The complete list of intermediate outputs are available here
1. Provide a link to your final video output. Your pipeline should perform reasonably well on the entire project video (somewhat wobbly or unstable bounding boxes are ok as long as you are identifying the vehicles most of the time with minimal false positives.)
Here's a link to my video result
2. Describe how (and identify where in your code) you implemented some kind of filter for false positives and some method for combining overlapping bounding boxes.
The code for this step is contained in lines 112 through 141 and 209 to 224 of the file called util_functions.py
I recorded the positions of positive detections in each frame of the video. From the positive detections I created a heatmap and then thresholded that map to identify vehicle positions. I then used scipy.ndimage.measurements.label()
to identify individual blobs in the heatmap. I then assumed each blob corresponded to a vehicle. I constructed bounding boxes to cover the area of each blob detected.
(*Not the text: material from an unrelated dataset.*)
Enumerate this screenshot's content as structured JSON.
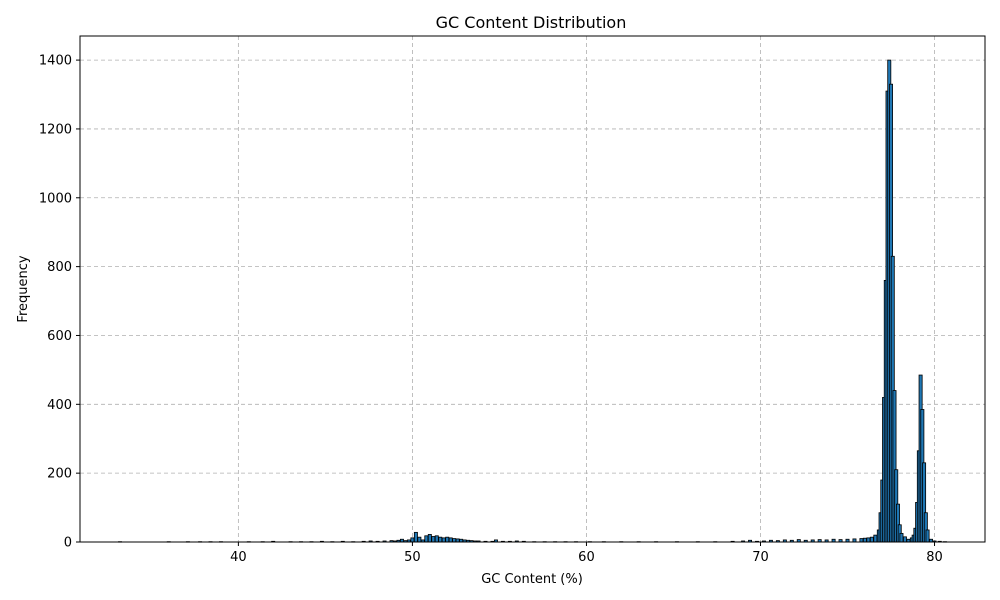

I also maintained a history of the recent 10 frames of heats that were detected and used a sum of those heats to smoothen out the overall detection of the car. I used a threshold of 2 as I was receiving minimal false positives. This allowed me to detect the car towards the horizon better.
Here's an example result showing the heatmap from a series of frames of video, the result of scipy.ndimage.measurements.label()
and the bounding boxes then overlaid on the last frame of video:
The complete list of intermediate outputs are available here
The complete list of intermediate outputs are available here
1. Briefly discuss any problems / issues you faced in your implementation of this project. Where will your pipeline likely fail? What could you do to make it more robust?
My Initial problem was the linear SVC was giving a couple of false positives. I tried runnnig GridSearchCV to find best parameters and kernel choices. This gave me an rbf kernel that gave very good results. However the model was extremely slow to both train as well as predict with training taking almost an hour and a half while prediction was taking almost 75seconds on average on a single frame. This meant a time of over 13 Hours to completely detect objects in the video. I initially thought that machine hardware could have been the issue as LinearSVC was predicting at 2 to 4 seconds per frame. However on taking a dump of the classifier I found that the classifier was nearly 140MB and was practically unusable. So I settled on the better performing LinearSVC model. The output of these non linear models is available here
I also found it difficult to strike a balance between performance and accuracy. I tried tuning various parameters to do this. As videos take hours to complete trying out different parameters and thresholds also takes longer. I think this could have been because I was using a pentium processor with no gpu. But I think even with a good CPU without support for parallelism within the libraray the result could not have been any better.
I have also found that there a few false positives that have appeared due to the fact that I improvised the classifier for performance rather than accuracy, I could try to improve this by using ensemble methods to get better accuracy.
I could also try Convolutional Deep learning models like YOLO to predict the boxes directly. This would give real time performance results.